AHEAD of this year’s Salah celebration, 40 inmates of the Nigerian Prisons Service (NPS), Suleja, Niger State on Monday regained their freedom courtesy the National Commandant, Peace Corps of Nigeria, Ambassador Dickson Akoh
The inmates who were between ages 18 and 30Â were released to Ambassador Akoh by the Comptroller of the Prisons, Mr Ibrahim Usman after their various fines were duly paid by the Corps as part of the activities marking its 18th Anniversary/ Founder’s Day celebration
After perfecting the immediate release of the inmates of about 38 males and two females, Akoh distributed various sums of cash to them as their transport fares to their various destinations
This came just as Ambassador Akoh who was in company of some of the top officers of the Corps to the prison donated a live cow and other foodstuffs to other inmates of the prison for its management to prepare special meal for them for the Salah celebration
Akor told the prison officials that the Corps was not only interested in setting them free but would document them for proper reformation since one of the aims and objectives of the organisation was youth development
He called on the Federal Government to see to the review of administration of criminal justice in Nigeria, saying, “it is very wrong in a society where somebody who steals a material worth less than N10,000 will be sentenced to several years in prison while another who steals billions of naira will just be fined or set fee on technical grounds.”

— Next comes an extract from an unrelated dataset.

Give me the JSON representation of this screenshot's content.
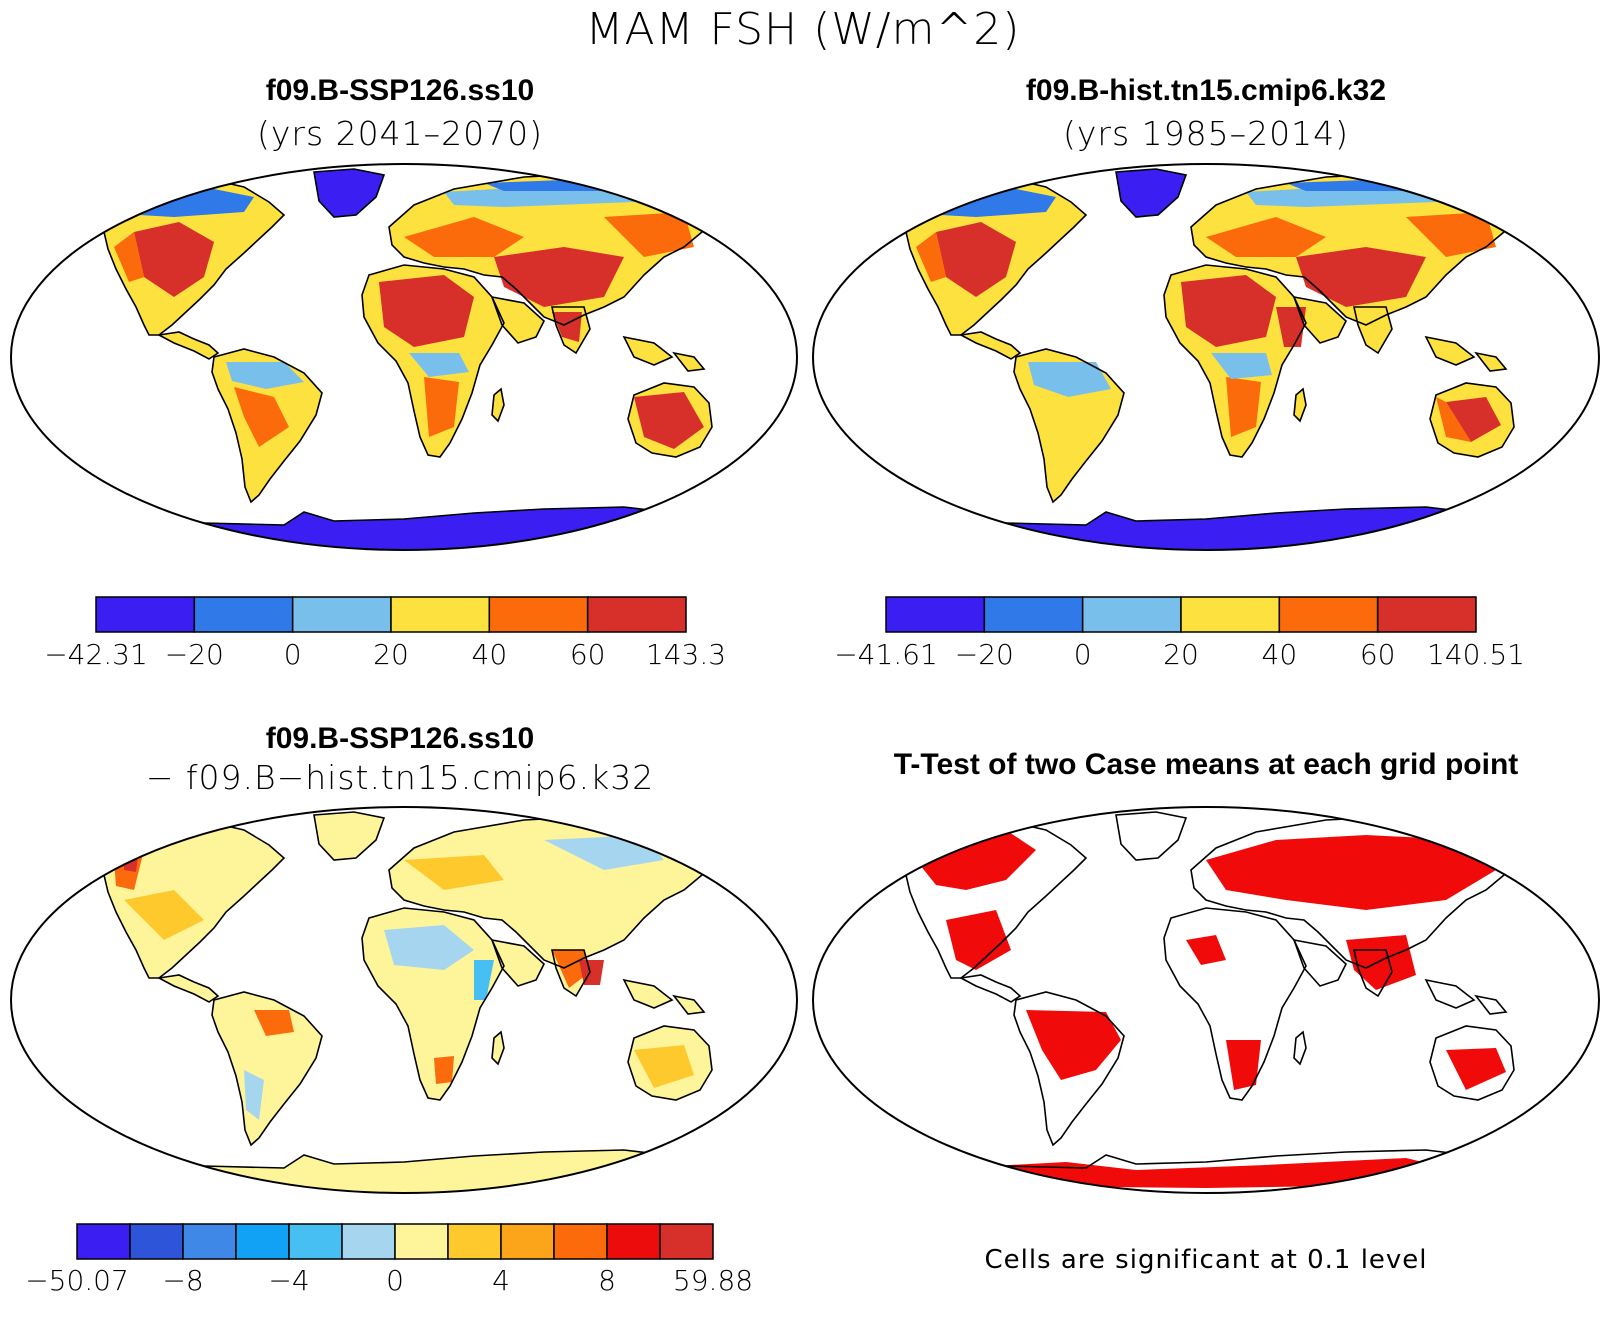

Akoh, while assuring that the corps would do everything humanly possible to reform the freed inmates warned them to be of good behaviours by no going back to the activities that brought them jail in the first instance.
He said that the Corps decided to donate the live cow and the foodstuffs to the inmates so as to celebrate the Salah in good mood and to also make them have sense of belonging as Nigerians.
In his short remarks, the prison boss, Mr Usman lauded the kind gesture of the Corps and pleaded with individuals and corporate organisations to emulate the Peace Corps of Nigeria.
However, some of the freed inmates including a female said that they were not criminal but picked up while at night clubs and subsequently fined and brought to the prisons when they could not afford the fines imposed on them.
They also commended the gesture of the Corps leadership and promised of good behaviour in future.